Ttip: che cos'è il trattato transatlantico di libero scambio
Da un anno USA e UE studiano un trattato di libero scambio che si propone di alimentare in maniera massiccia la crescita economica. Ma a quale prezzo?
Europa e Stati Uniti un giorno potrebbero essere la più grande area di libero commercio del mondo. "Ecco cosa fanno gli eurodeputati a Bruxelles, lavorano al trattato" potrebbe pensare chi si chiede in che cosa consista il lavoro del Parlamento Europeo. No, niente di tutto questo: il cittadino curioso può continuare a domandarsi cosa succeda in Belgio o a Strasburgo, perché il TTIP (Transatlantic Trade and Investment Partnership) è messo a punto in tutt'altra sede, dove si incontrano tecnici e lobbisti.
In estrema sintesi il TTIP si prefigge di abbattere le barriere doganali, unificare gli standard e in generale liberalizzare al massimo il mercato tra le due maggiori potenze occidentali: USA e Unione Europea. Le imprese al di qua e al di là dell'Atlantico potrebbero, grazie al trattato, vedere aumentare a dismisura la clientela potenziale in numerosi ambiti che oggi sono preclusi gli uni alle altre. I più ottimisti (come
Matteo Renzi e Confindustria che hanno entusiasticamente promosso il progetto) prevedono punte di crescita economica oltre il 4% (per la Germania per esempio) e in ogni caso individuano nel TTIP il "programma congiunturale meno caro che si possa immaginare" come ha detto il presidente uscente della Commissione Europea Barroso. Il trattato potrebbe essere l'antidoto definitivo alla crisi?

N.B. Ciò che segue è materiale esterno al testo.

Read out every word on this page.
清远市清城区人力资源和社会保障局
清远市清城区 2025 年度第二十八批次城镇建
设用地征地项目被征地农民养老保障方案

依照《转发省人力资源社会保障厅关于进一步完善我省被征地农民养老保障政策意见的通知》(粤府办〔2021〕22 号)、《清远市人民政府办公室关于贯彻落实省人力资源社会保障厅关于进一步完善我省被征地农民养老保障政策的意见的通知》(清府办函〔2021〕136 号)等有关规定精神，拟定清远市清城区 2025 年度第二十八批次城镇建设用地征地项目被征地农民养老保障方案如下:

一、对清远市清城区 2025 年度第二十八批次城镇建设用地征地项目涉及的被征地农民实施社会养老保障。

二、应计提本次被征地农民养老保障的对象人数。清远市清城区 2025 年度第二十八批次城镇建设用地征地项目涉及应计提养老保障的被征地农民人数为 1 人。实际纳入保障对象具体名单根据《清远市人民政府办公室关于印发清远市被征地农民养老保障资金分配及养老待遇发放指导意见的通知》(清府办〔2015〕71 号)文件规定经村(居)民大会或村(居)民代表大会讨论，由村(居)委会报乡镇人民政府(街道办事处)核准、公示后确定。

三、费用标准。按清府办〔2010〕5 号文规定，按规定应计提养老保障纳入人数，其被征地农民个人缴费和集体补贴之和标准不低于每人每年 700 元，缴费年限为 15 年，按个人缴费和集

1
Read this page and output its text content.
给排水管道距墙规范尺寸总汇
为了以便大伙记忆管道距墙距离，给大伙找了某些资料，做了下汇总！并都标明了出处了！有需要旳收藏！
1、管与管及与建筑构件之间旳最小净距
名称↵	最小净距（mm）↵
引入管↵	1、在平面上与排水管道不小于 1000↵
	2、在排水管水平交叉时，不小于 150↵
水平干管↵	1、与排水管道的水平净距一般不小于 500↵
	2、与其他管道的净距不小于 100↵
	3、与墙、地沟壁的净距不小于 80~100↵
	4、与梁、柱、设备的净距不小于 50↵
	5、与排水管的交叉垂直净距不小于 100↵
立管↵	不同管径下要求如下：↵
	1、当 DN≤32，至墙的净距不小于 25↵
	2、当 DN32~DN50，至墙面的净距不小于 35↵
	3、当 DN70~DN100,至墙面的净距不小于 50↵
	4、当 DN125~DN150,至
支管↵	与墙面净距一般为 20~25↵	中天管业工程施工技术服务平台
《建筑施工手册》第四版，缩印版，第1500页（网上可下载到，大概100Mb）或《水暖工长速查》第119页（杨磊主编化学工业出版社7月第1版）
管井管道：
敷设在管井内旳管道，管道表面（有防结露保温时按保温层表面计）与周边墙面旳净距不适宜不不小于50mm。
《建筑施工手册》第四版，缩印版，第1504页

I dubbi sono così tanti che ci viene voglia di rispondere, già ora, di no. Innanzitutto i lavori preparatori finiranno nel 2016 e l'accordo dovrà poi essere ratificato dai Parlamenti statunitense e europeo: la crisi va risolta il prima possibile, aspettare altri due-tre anni potrebbe essere esiziale per certe economie deboli (come quella italiana). In secondo luogo sembra piuttosto illogico che una crisi generata dalla deregulation più sfrenata (seppur riferita all'ambito finanziario) possa essere risolta da un'ulteriore accelerazione nella direzione del liberismo. In terza istanza, il "benessere transatlantico" ha bisogno di democrazia, sempre celebrata dai governi quando si tratta di sostenerla a casa degli altri (vedi Siria, Ucraina, Hong Kong): purtroppo il TTIP è allo studio tra attori per nulla investiti del mandato popolare, per giunta durante sessioni di trattative segrete.
Le controindicazioni politico economiche non sono le sole sollevare sospetti nei confronti del TTIP: le
ragioni sanitarie-ambientali creano molto più allarme e, in certi casi, lasciano sconcertati. Valga su tutti l'esempio della carne statunitense, prodotta "pompando" il bestiame con ormoni vietati in Europa e sterilizzata con sostanze che da noi non sono ammesse: l'eventuale entrata in vigore del TTIP ci obbligherebbe di fatto ad accogliere le bistecche americane nei nostri supermercati. L'unica difesa che a quel punto potrebbe sfoderare il consumatore è non comprarle. Ma si sa che il mercato è molto convincente, quando vuole.
Si potrebbe obiettare, a rigor di logica, che un trattato commerciale non può modificare la legislazione di un singolo stato, né dell'intera Unione Europea (il tutto vale in senso opposto anche nei confronti degli USA, che non vorremmo fossero interpretati come i cattivoni che vogliono obbligarci a comprare i loro prodotti: le banche europee, oggi molto più aggressive di quelle Usa, guardano fameliche i grandi capitali a stelle e strisce). E' qui che casca l'asino: il TTIP sarà (sarebbe) un trattato internazionale, avrebbe insomma dignità massima come fonte di diritto, superiore a quella delle singole Costituzioni. Se uno stato si opponesse a un punto del trattato o se viceversa fosse un'impresa a "trascinare in tribunale" un entità statuale, i due contendenti si troverebbero di fronte a un tribunale arbitrale, un collegio di giudici "privati" nominati dalle due parti (magari temperati da qualche altro membro probabilmente individuato dalla Banca Mondiale o dal WTO). Insomma a decidere cosa finirà nei banchi del supermercato dove facciamo la spesa tutti i giorni potrebbero essere dei signori che risponderebbero a interessi parziali e che soprattutto non avrebbero alcuna legittimazione democratica come quella che le Costituzioni garantiscono alla magistratura.
Quello che le tecnocrazie (mai termine fu più appropriato, stavolta) di Bruxelles e Washington stanno cercando di propinarci è un mondo dove l'ultima parola ce l'ha il soggetto (di solito una multinazionale) più ricco. Finora è stato così di fatto. Da domani potrebbe esserlo di diritto.